Today’s sell-off is a major event for banks and the market. The higher yields will help the NIM for banks but may cause the valuation of companies to fall with a higher discount rate. The tightrope for the Fed is to walk a line of higher inflation expectations without blowing out long-term yields. This is where the pressure to institute yield curve control will begin to mount.

Banks and Unusual Option Activity

Several banking and financials ETFs finished strongly higher. The SPDR S&P Regional Banking ETF (NYSEARCA: KRE) finished 7.81% higher and the Financial Select Sector SPDR Fund (NYSEARCA: XLF) closed 4.42% higher. The outperformance of regional banks makes sense since they are more lending focused and benefits more by a steepening of the yield curve.

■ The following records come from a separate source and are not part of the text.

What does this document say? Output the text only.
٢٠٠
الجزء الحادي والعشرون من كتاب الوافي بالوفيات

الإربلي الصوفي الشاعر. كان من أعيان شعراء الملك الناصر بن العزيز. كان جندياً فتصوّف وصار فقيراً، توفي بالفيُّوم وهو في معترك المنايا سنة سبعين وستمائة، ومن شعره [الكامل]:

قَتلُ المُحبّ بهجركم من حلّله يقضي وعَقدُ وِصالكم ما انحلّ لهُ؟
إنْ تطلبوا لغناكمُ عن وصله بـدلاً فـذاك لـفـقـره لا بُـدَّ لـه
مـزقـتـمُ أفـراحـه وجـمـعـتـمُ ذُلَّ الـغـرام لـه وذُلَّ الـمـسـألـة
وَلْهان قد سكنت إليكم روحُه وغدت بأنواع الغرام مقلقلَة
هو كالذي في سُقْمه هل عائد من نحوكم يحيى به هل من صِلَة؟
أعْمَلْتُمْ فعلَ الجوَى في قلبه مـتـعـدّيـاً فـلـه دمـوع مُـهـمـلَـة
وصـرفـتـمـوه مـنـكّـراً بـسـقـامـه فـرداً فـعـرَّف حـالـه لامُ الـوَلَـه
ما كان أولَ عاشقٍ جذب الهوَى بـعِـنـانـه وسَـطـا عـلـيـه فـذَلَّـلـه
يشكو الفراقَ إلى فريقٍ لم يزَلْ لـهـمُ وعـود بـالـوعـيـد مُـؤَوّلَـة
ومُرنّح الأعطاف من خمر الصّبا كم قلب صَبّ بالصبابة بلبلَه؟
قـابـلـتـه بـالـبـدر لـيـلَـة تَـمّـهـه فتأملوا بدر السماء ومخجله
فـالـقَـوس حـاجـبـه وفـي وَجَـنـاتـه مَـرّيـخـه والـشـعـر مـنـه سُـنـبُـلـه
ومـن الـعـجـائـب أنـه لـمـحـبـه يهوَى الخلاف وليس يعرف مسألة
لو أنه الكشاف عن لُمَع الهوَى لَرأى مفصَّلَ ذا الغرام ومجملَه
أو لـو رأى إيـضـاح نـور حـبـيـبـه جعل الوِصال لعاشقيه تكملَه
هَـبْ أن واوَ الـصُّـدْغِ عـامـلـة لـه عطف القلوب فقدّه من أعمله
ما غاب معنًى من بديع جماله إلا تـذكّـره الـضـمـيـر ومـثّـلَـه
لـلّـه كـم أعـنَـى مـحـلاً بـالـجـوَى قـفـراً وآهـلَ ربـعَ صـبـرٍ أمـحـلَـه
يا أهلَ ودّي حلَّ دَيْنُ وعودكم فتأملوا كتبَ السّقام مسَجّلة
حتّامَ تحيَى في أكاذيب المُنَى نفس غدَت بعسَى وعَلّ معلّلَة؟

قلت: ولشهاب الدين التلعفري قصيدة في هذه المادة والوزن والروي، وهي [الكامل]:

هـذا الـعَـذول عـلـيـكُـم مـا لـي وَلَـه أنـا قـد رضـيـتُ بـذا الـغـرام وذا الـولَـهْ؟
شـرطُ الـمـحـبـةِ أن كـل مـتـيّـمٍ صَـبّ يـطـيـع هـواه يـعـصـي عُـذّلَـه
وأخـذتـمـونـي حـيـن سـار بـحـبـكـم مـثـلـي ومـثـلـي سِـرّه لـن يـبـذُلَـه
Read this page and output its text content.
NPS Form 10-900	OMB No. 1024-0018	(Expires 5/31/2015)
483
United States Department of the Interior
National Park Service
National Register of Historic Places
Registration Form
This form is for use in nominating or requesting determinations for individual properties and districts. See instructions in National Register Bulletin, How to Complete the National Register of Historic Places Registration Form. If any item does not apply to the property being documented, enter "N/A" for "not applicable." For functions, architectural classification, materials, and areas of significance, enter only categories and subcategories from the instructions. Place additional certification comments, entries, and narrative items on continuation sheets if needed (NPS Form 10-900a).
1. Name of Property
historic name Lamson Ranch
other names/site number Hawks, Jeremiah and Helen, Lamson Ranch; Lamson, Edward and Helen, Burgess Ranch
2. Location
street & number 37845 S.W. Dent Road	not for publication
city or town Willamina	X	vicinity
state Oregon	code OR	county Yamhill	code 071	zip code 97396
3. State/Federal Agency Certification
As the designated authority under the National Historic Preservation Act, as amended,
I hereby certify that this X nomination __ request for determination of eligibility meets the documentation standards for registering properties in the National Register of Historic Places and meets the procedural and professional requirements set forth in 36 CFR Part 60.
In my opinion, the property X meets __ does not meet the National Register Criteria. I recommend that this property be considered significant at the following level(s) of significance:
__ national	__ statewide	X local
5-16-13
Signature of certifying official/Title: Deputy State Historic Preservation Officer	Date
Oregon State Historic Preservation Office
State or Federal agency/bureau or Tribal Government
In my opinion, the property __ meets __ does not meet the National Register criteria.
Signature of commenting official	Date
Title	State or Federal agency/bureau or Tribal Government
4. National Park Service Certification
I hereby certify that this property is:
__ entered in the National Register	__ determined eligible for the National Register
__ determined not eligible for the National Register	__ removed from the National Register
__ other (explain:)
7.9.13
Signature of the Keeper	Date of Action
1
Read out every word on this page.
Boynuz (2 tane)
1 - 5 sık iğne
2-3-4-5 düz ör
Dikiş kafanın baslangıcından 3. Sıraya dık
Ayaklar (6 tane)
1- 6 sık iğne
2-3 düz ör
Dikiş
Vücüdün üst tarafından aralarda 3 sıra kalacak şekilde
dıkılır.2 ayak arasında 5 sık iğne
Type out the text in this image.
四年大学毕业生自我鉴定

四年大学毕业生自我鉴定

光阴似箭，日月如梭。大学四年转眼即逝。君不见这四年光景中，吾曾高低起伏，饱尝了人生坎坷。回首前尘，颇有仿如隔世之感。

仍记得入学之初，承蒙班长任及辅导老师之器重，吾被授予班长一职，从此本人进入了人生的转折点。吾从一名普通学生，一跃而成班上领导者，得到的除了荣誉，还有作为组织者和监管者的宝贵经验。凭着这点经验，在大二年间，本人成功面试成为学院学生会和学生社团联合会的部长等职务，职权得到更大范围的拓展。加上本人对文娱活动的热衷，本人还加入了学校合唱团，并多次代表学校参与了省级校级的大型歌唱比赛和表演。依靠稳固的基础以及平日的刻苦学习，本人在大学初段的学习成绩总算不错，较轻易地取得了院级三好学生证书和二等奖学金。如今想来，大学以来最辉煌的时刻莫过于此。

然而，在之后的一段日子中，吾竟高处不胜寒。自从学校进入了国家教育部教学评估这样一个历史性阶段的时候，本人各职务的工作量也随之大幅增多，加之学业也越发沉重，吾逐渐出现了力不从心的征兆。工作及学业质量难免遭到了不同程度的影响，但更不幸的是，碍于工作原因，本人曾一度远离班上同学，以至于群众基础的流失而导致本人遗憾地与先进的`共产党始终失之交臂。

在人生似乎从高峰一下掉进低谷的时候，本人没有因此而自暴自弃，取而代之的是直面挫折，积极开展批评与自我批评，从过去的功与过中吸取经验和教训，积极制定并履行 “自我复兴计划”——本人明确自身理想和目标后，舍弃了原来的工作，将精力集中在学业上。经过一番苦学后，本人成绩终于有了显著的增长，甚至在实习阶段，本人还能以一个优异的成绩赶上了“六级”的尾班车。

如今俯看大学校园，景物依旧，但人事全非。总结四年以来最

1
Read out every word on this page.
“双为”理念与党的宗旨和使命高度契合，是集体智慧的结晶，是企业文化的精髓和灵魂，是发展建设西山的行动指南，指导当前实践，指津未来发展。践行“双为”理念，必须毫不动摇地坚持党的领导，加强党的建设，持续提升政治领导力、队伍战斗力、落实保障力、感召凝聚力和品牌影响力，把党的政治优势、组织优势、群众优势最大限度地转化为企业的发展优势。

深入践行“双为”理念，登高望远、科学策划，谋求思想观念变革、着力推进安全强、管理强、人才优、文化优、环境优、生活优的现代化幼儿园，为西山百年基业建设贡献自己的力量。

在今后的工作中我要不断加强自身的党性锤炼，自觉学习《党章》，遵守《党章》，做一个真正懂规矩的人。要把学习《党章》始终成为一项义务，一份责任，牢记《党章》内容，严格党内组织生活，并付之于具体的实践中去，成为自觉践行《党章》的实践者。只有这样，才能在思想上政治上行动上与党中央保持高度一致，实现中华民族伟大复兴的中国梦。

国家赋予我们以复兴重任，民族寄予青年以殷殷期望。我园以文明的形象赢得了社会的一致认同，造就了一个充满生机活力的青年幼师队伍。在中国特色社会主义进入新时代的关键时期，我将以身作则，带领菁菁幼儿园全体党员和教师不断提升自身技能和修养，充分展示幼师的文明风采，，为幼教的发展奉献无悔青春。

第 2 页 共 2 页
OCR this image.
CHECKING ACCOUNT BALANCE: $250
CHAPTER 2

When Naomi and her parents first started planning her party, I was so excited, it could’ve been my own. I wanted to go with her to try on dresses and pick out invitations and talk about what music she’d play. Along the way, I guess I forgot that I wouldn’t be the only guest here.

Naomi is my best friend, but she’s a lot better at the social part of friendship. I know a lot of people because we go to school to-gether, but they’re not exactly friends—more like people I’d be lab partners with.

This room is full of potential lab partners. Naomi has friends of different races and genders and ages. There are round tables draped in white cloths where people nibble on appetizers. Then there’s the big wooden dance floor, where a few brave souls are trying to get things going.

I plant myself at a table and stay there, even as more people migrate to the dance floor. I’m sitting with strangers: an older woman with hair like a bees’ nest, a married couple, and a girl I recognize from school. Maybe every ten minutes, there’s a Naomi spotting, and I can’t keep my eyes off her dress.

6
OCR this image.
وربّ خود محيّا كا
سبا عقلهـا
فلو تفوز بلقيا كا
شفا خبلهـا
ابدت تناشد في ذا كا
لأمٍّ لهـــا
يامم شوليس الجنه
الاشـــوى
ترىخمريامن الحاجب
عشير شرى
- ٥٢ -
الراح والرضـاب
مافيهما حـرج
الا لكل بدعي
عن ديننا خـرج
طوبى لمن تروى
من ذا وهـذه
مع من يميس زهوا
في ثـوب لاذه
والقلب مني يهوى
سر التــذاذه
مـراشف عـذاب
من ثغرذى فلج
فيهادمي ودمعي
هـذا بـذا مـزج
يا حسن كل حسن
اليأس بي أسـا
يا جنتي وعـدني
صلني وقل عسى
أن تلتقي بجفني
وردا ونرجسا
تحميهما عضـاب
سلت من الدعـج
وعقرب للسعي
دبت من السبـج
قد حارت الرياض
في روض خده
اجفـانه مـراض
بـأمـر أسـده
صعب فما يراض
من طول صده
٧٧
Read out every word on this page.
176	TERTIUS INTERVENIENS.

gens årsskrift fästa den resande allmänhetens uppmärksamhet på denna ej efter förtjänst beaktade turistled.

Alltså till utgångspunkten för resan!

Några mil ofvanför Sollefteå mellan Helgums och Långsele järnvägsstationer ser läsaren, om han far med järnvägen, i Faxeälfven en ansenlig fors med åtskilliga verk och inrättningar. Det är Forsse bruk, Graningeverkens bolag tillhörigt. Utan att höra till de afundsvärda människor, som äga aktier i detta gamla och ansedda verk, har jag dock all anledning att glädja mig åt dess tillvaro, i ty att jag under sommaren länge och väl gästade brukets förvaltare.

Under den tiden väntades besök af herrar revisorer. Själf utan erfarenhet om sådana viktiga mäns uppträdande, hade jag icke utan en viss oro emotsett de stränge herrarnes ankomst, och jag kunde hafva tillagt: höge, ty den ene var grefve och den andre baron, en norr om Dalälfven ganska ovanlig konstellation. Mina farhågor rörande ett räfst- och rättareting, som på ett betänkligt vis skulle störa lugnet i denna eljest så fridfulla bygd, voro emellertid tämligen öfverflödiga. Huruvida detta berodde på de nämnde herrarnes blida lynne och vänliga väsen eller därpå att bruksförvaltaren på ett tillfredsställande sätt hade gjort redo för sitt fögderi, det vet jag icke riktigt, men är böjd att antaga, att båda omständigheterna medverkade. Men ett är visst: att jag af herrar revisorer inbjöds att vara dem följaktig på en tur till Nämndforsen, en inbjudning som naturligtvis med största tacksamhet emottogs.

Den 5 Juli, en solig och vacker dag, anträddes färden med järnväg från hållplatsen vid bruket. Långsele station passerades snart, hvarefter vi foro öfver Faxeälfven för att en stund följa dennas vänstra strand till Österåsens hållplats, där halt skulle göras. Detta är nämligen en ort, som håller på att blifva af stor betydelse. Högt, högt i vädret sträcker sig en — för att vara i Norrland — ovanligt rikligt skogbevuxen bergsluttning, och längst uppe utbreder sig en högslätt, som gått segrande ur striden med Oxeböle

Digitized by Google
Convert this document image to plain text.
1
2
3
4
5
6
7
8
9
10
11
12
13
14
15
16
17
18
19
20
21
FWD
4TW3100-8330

However, the options market took aim at XLF today with some large bullish trades. Call option volume was blistering at over 4.4 ties the 5-day average. Over 51% of the call volume filled at the ask, which is indicative of call option buying. Here is a breakdown of the significant activity:

  • 10,000 12 FEB 21 $31 calls BOT quickly @ $0.73 to $0.76 against open interest of 177
  • 50,000 29 JAN 21 $31.50 calls BOT in one print @ $0.38 against open interest of 125
  • 50,000 29 JAN 21 $33 calls sold in one print @ $0.39 against open interest of 36

The trading on the February expiration is just a straight call option with expectations of XLF trading above $31 in the next month. The January expirations is a long call vertical trade. The trade filled in one print and represents an expected move above $33 in the next few weeks.

XLF Technicals

The share price of XLF is approaching the 52-week high of $31.38. The option activity reflects an expectation that the high will be taken out by the end of the month. The thought of that happening is extraordinary, however, if the market is going to continue higher, it will need banks and financials to lead the way.

Conclusion

The bull market run is very long in the tooth. However, the movement in banks indicates that it may have a little more left. While the longer-term prospects of the market aren’t all that positive, the near-term potential of banks and high short-interest names is there. Maybe inflation really can draw blood from a turnip.